Estado de Minas, one of Brazil’s biggest newspapers, ran the headline “The Biggest Shame of Brazilian Football”. That night, Brazilian football died. Gone were the days of the scintillating, extraordinary skills of Ronaldinho, the direct, unstoppable threat of Ronaldo, the iron-will and dignity of Cafu and Carlos Alberto. Instead, all the fans had were David Luiz and Fred, crying bitter tears as they walked off the field in defeat.
This was not the Brazilian team any of us recognized. For many of us, when growing up we always held that team in bright yellow up as the mythological ideal of footballing perfection. What had gone wrong? How could it be put right?
Even the Germans felt bad about the defeat they were inflicting. They let up pressure and muted their celebrations as the goals piled up. In a way, that is the ultimate insult: pity. Patronizing them as if they were children. Although ask any Brazilian and they will probably tell you that childish behaviour was exactly the problem with that team.
In the wake of that disaster, the axe fell and heads rolled. Scolari resigned in disgrace, Fred retired, David Luiz is still to this day nothing more than a meme in Brazilian culture. They don’t watch the Premier League and see his great performances for Chelsea. To them he is now part of a common catchphrase “today I am more lost than David Luiz against the Germans” when having a bad day.
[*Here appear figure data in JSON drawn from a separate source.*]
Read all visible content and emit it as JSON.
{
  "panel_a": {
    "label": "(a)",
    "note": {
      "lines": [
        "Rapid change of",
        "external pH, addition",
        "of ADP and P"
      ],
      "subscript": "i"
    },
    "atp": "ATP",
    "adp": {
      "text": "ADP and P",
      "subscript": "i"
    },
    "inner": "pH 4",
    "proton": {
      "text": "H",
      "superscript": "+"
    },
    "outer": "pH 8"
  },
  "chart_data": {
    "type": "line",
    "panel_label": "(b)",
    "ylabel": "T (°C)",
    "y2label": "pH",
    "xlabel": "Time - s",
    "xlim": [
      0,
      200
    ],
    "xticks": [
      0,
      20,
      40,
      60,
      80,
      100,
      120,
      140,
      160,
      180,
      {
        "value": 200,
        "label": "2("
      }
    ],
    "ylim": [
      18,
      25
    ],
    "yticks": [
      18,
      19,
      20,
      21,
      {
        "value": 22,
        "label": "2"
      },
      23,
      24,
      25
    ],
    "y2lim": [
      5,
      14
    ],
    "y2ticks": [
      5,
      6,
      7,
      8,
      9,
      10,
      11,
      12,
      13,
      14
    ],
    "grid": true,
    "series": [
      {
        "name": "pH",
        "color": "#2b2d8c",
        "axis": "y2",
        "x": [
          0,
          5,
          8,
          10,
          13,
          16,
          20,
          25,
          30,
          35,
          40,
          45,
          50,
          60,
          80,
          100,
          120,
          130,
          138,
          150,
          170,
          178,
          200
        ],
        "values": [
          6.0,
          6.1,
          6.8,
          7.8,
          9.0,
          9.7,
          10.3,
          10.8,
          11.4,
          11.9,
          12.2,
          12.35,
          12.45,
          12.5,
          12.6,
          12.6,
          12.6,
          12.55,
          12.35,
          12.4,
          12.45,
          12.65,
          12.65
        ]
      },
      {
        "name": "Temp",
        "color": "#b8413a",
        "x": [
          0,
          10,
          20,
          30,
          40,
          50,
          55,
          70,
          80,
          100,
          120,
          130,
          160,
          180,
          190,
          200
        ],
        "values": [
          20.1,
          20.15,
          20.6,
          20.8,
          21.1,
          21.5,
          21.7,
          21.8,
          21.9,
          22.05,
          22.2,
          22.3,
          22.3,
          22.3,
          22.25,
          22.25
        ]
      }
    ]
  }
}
But there was more to the shame than just the scoreline. It was the way Brazil played as well. Neymar, unable to partake due to injury, was the golden boy supposed to lead the country to glory. He wasn’t on the pitch that day, maybe things would have been different. At any rate, he was somewhat spared criticism. There is still great hope for him, he is young enough and untouched by the shame of the 7-1. He is also the skilful, brilliant player that Brazil has been looking for. Someone who recalls the days of Garrincha rather than the days of hard-working, powerful athletes that ultimately fail to deliver like Hulk.
But even Neymar is often derided for his personality, his lifestyle. He represents the same “Instagram/selfie” generation that became obsessed with hair, salons and flashy boots. He is maturing into more of a leader now. But it is another young, skilful striker who can perhaps be the icon that brings Brazil back to its golden days.
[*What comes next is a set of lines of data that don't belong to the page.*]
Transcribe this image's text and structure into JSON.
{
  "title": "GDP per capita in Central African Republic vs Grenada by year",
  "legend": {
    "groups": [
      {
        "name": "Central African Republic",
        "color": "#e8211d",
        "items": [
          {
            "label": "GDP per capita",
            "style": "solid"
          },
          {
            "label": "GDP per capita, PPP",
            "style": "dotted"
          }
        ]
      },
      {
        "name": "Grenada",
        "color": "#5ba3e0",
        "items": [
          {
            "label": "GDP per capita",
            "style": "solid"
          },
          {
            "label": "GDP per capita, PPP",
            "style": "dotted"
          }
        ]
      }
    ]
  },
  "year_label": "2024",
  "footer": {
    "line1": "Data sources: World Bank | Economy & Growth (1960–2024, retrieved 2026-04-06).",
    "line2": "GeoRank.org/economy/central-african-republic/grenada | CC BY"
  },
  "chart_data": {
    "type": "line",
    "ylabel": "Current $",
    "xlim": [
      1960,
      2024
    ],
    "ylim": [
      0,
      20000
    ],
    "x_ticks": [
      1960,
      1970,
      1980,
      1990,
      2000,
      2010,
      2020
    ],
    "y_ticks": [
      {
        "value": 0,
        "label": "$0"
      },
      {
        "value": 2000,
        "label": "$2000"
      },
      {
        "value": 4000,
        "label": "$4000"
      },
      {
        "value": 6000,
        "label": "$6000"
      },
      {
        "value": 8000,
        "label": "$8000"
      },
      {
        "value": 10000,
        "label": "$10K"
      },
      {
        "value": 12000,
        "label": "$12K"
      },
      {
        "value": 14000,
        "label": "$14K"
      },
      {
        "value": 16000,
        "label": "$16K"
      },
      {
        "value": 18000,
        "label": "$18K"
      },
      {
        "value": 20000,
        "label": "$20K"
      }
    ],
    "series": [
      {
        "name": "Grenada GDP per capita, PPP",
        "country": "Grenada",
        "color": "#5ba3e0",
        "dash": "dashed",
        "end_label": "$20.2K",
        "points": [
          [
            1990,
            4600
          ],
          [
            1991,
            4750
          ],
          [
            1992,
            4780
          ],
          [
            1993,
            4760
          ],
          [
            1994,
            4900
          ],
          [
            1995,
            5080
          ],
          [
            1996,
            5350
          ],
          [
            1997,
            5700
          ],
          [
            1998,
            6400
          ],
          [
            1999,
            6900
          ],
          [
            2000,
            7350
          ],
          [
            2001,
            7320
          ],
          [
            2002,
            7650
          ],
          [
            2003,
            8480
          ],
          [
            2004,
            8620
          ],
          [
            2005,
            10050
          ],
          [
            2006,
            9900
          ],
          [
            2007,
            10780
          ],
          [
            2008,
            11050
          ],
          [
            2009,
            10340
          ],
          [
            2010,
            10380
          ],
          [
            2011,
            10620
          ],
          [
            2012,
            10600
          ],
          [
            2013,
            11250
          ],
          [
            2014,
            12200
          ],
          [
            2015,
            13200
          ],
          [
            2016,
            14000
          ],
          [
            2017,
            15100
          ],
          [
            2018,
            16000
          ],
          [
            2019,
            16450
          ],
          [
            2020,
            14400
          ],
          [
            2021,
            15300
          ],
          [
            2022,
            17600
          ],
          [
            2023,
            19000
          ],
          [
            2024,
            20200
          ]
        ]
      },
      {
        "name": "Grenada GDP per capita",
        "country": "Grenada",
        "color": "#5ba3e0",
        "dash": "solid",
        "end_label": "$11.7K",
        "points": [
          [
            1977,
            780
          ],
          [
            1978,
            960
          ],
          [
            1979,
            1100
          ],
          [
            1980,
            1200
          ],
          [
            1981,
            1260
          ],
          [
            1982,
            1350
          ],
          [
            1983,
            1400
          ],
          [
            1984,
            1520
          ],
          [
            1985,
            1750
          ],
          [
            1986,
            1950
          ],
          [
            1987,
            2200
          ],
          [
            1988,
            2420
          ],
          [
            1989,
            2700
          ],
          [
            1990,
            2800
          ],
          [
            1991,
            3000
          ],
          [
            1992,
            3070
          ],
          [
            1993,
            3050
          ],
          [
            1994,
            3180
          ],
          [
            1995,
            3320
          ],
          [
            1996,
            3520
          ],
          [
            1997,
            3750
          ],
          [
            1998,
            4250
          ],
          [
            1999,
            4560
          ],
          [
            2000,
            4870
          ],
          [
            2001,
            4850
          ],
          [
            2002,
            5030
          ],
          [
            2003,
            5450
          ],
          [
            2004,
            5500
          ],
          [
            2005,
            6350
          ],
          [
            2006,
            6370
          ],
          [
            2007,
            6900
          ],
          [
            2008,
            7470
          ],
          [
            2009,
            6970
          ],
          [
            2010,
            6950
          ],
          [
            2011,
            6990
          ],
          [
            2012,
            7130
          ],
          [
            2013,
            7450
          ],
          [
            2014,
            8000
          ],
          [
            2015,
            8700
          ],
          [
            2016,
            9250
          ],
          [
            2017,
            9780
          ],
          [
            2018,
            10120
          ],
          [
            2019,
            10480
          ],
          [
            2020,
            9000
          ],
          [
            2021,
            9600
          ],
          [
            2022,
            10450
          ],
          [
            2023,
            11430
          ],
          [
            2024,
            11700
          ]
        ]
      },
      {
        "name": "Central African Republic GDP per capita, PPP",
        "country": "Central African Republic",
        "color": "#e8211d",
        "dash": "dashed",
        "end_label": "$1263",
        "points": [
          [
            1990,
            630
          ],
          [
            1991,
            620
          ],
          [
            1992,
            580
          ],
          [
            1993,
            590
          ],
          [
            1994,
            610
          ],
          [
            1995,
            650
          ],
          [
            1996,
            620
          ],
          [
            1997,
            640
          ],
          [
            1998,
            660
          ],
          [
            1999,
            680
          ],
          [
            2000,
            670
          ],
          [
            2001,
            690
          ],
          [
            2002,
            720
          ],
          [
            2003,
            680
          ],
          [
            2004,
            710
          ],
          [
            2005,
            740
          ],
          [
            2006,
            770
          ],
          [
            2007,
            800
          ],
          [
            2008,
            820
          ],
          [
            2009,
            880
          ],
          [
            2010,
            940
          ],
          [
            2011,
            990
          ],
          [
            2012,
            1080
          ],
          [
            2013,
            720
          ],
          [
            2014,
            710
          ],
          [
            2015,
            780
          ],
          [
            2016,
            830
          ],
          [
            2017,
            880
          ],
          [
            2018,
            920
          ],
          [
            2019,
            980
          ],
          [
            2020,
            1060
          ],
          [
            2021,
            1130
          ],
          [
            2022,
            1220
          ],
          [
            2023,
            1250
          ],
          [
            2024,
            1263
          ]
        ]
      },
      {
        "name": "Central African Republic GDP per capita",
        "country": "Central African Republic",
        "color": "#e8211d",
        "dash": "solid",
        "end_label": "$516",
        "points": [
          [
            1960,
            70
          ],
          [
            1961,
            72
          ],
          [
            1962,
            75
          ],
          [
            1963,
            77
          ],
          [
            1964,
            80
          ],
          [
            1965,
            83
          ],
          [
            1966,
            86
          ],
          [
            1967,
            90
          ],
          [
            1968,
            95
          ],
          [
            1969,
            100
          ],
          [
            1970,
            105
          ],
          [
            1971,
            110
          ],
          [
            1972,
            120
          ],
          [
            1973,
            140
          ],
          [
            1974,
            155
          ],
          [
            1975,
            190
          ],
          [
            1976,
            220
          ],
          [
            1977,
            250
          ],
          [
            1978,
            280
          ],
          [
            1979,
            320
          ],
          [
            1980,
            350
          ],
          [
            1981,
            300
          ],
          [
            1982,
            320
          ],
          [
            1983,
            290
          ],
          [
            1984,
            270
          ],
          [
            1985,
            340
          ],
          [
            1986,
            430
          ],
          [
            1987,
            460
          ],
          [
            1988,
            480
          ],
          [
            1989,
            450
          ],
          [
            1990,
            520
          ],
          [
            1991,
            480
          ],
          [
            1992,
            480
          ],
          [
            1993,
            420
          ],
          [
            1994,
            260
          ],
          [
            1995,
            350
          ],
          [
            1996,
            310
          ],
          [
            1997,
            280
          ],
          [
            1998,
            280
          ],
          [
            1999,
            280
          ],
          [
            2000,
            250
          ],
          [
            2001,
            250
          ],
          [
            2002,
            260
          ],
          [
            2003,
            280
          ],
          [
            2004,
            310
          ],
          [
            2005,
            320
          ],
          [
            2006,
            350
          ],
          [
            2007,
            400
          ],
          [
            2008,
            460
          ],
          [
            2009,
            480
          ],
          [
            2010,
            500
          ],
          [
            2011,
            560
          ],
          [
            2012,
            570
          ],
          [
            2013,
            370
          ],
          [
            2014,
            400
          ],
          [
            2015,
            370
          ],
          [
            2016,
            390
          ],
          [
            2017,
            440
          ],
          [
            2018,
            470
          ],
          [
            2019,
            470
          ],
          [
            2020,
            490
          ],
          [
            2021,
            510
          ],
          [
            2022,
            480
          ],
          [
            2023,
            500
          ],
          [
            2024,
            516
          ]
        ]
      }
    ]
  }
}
Gabriel Jesus is becoming more and more popular, not just in England where his early performances have drawn comparisons to Ronaldo, but in Brazil too. He is a throwback in both style and personality to the players of old. His social media activity, interviews, fashion sense: all humble and reserved. He is the opposite of the emasculated “loser” generation that is so reviled in Brazil.
Jesus is the figure that Brazilians can truly rally behind. Under the management of Tite, Brazil have not just begun to return to positive results, but positive attitude. No longer is it about grinding out results and imitating the styles of European tactics. Brazil are playing with flair, with skill, with belief.
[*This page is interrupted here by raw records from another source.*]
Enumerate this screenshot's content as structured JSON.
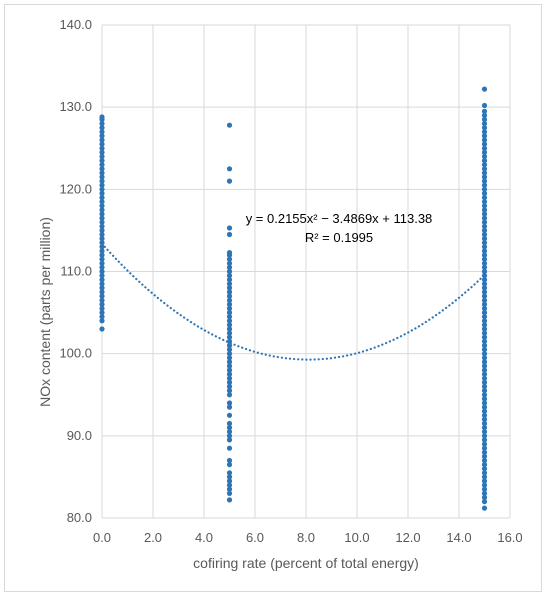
{
  "chart_data": {
    "type": "scatter",
    "title": "",
    "xlabel": "cofiring rate (percent of total energy)",
    "ylabel": "NOx content (parts per million)",
    "xlim": [
      0,
      16
    ],
    "ylim": [
      80,
      140
    ],
    "x_ticks": [
      "0.0",
      "2.0",
      "4.0",
      "6.0",
      "8.0",
      "10.0",
      "12.0",
      "14.0",
      "16.0"
    ],
    "y_ticks": [
      "80.0",
      "90.0",
      "100.0",
      "110.0",
      "120.0",
      "130.0",
      "140.0"
    ],
    "grid": true,
    "marker_color": "#2e75b6",
    "series": [
      {
        "x": 0.0,
        "values": [
          103.0,
          104.0,
          104.5,
          105.0,
          105.5,
          106.0,
          106.5,
          107.0,
          107.5,
          108.0,
          108.5,
          109.0,
          109.5,
          110.0,
          110.5,
          111.0,
          111.5,
          112.0,
          112.5,
          113.0,
          113.5,
          114.0,
          114.5,
          115.0,
          115.5,
          116.0,
          116.5,
          117.0,
          117.5,
          118.0,
          118.5,
          119.0,
          119.5,
          120.0,
          120.5,
          121.0,
          121.5,
          122.0,
          122.5,
          123.0,
          123.5,
          124.0,
          124.5,
          125.0,
          125.5,
          126.0,
          126.5,
          127.0,
          127.5,
          128.0,
          128.5,
          128.8
        ]
      },
      {
        "x": 5.0,
        "values": [
          82.2,
          83.0,
          83.5,
          84.0,
          84.5,
          85.0,
          85.5,
          86.5,
          87.0,
          88.5,
          89.5,
          90.0,
          90.5,
          91.0,
          91.5,
          92.5,
          93.5,
          94.0,
          95.0,
          95.5,
          96.0,
          96.5,
          97.0,
          97.5,
          98.0,
          98.5,
          99.0,
          99.5,
          100.0,
          100.5,
          101.0,
          101.5,
          102.0,
          102.5,
          103.0,
          103.5,
          104.0,
          104.5,
          105.0,
          105.5,
          106.0,
          106.5,
          107.0,
          107.5,
          108.0,
          108.5,
          109.0,
          109.5,
          110.0,
          110.5,
          111.0,
          111.5,
          112.0,
          112.3,
          114.5,
          115.3,
          121.0,
          122.5,
          127.8
        ]
      },
      {
        "x": 15.0,
        "values": [
          81.2,
          82.0,
          82.5,
          83.0,
          83.5,
          84.0,
          84.5,
          85.0,
          85.5,
          86.0,
          86.5,
          87.0,
          87.5,
          88.0,
          88.5,
          89.0,
          89.5,
          90.0,
          90.5,
          91.0,
          91.5,
          92.0,
          92.5,
          93.0,
          93.5,
          94.0,
          94.5,
          95.0,
          95.5,
          96.0,
          96.5,
          97.0,
          97.5,
          98.0,
          98.5,
          99.0,
          99.5,
          100.0,
          100.5,
          101.0,
          101.5,
          102.0,
          102.5,
          103.0,
          103.5,
          104.0,
          104.5,
          105.0,
          105.5,
          106.0,
          106.5,
          107.0,
          107.5,
          108.0,
          108.5,
          109.0,
          109.5,
          110.0,
          110.5,
          111.0,
          111.5,
          112.0,
          112.5,
          113.0,
          113.5,
          114.0,
          114.5,
          115.0,
          115.5,
          116.0,
          116.5,
          117.0,
          117.5,
          118.0,
          118.5,
          119.0,
          119.5,
          120.0,
          120.5,
          121.0,
          121.5,
          122.0,
          122.5,
          123.0,
          123.5,
          124.0,
          124.5,
          125.0,
          125.5,
          126.0,
          126.5,
          127.0,
          127.5,
          128.0,
          128.5,
          129.0,
          129.5,
          130.2,
          132.2
        ]
      }
    ],
    "trendline": {
      "type": "polynomial",
      "a": 0.2155,
      "b": -3.4869,
      "c": 113.38,
      "x_range": [
        0,
        15
      ],
      "equation": "y = 0.2155x² − 3.4869x + 113.38",
      "r_squared": "R² = 0.1995"
    }
  }
}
Nothing will erase the shame of the 7-1, that moment is eternal. And yes, many of the players who were on the pitch that day such as Marcelo and Fernandinho are still first-choice players, but now Brazilian football isn’t about the past, it is about the future. Brazil are looking for redemption.
If anyone thinks they can’t do it, maybe it is they who need to look to the past. The last time Brazil experienced a defeat like the 7-1 was the Maracanazo, when they were beaten by Uruguay in the 1950 World Cup final. It was a period of shame, of soul-searching, of rebuilding and redesign. A player emerged; Edson Arantes do Nascimento, just when they needed him. Pele. He delivered Brazil to salvation, maybe Jesus can be a second coming.